İlk önce saygılarımı sunar ellerinden öperek hatır şeriflerini sual eylerim. Eğer ki oğlunuzdan zerre miktar sual ederseniz Allah'a şükür sağlığım yerinde olup siz pederciğimin de sağlıklı ve afiyetli olmasını Cenâb-ı Mevlâ'ya niyaz eylerim. Elleri havada gözleri yolda dilleri duada olan validelerimin ellerinden öperek mahsus selam edip beş vakitte hayır dualarını isterim… Oğlunuz Kadir

Cepheden yazılan son mektuplara bir örnek de mektubunu yazdıktan iki gün sonra Maydos (Eceabad)'da şehit olan ihtiyat zabit (yedek subay) namzedi Hasan Etem'in mektubudur. Düşmanın Çanakkale'ye dayandığını işittiğinde birçok fedakar Türk genci gibi o da vatan için gözünü kırpmadan cepheye koşmuş, gönüllü yazılmıştır. Kendisi İstanbul Hukuk Fakültesi son sınıfına devam ederken aynı zamanda Bayezit Numune Mektebi'nde öğretmen olarak vazife yapmaktaydı.

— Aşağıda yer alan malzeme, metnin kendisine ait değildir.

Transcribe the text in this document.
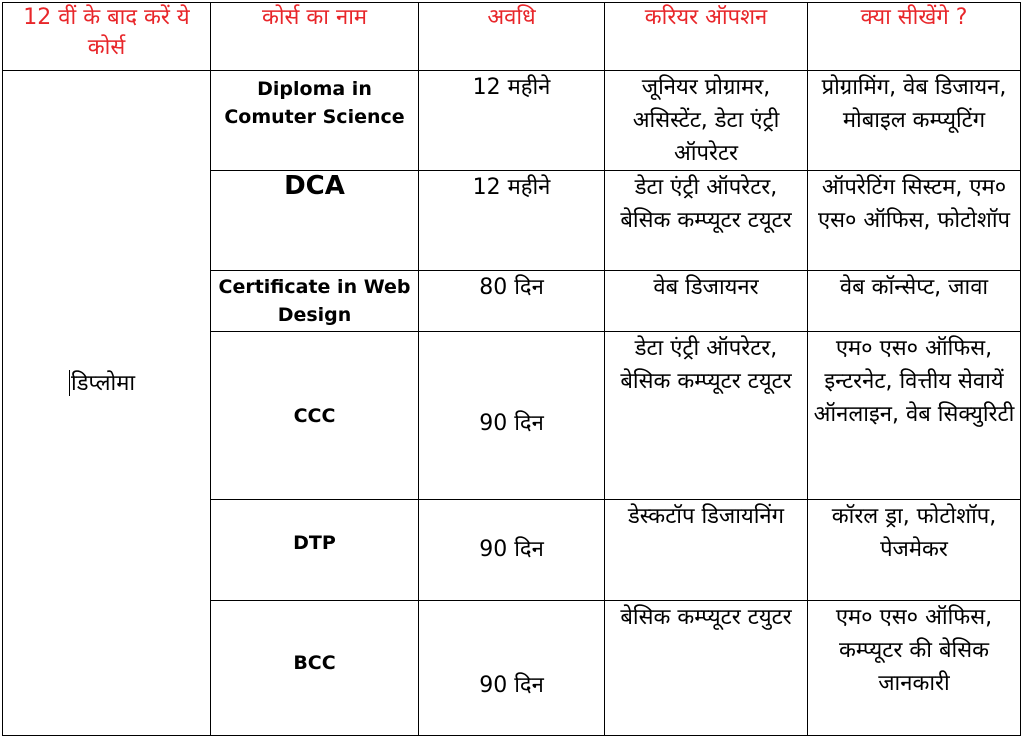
12 वीं के बाद करें ये कोर्स	कोर्स का नाम	अवधि	करियर ऑपशन	क्या सीखेंगे ?
डिप्लोमा	Diploma in Comuter Science	12 महीने	जूनियर प्रोग्रामर, असिस्टेंट, डेटा एंट्री ऑपरेटर	प्रोग्रामिंग, वेब डिजायन, मोबाइल कम्प्यूटिंग
	DCA	12 महीने	डेटा एंट्री ऑपरेटर, बेसिक कम्प्यूटर टयूटर	ऑपरेटिंग सिस्टम, एम० एस० ऑफिस, फोटोशॉप
	Certificate in Web Design	80 दिन	वेब डिजायनर	वेब कॉन्सेप्ट, जावा
	CCC	90 दिन	डेटा एंट्री ऑपरेटर, बेसिक कम्प्यूटर टयूटर	एम० एस० ऑफिस, इन्टरनेट, वित्तीय सेवायें ऑनलाइन, वेब सिक्युरिटी
	DTP	90 दिन	डेस्कटॉप डिजायनिंग	कॉरल ड्रा, फोटोशॉप, पेजमेकर
	BCC	90 दिन	बेसिक कम्प्यूटर टयुटर	एम० एस० ऑफिस, कम्प्यूटर की बेसिक जानकारी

Hasan Etem'in validesine son mektubunda duygularını samimi ve edebi bir şekilde aktarırken askerlerin moral ve motivasyonlarını sağlayan manevi hayatlarından tablolar sunmaktadır.
Valideciğim, Dört asker doğurmakla müftehir şanlı Türk annesi,

Nasihat-amiz mektubunu Divrin Ovası (Niğde) gibi, güzel, yeşillik bir ovacığın ortasından geçen derenin kenarındaki armut ağacının sayesinde otururken aldım. Tabiatın yeşillikleri içinde mest olmuş ruhumu bir kat daha takviye etti.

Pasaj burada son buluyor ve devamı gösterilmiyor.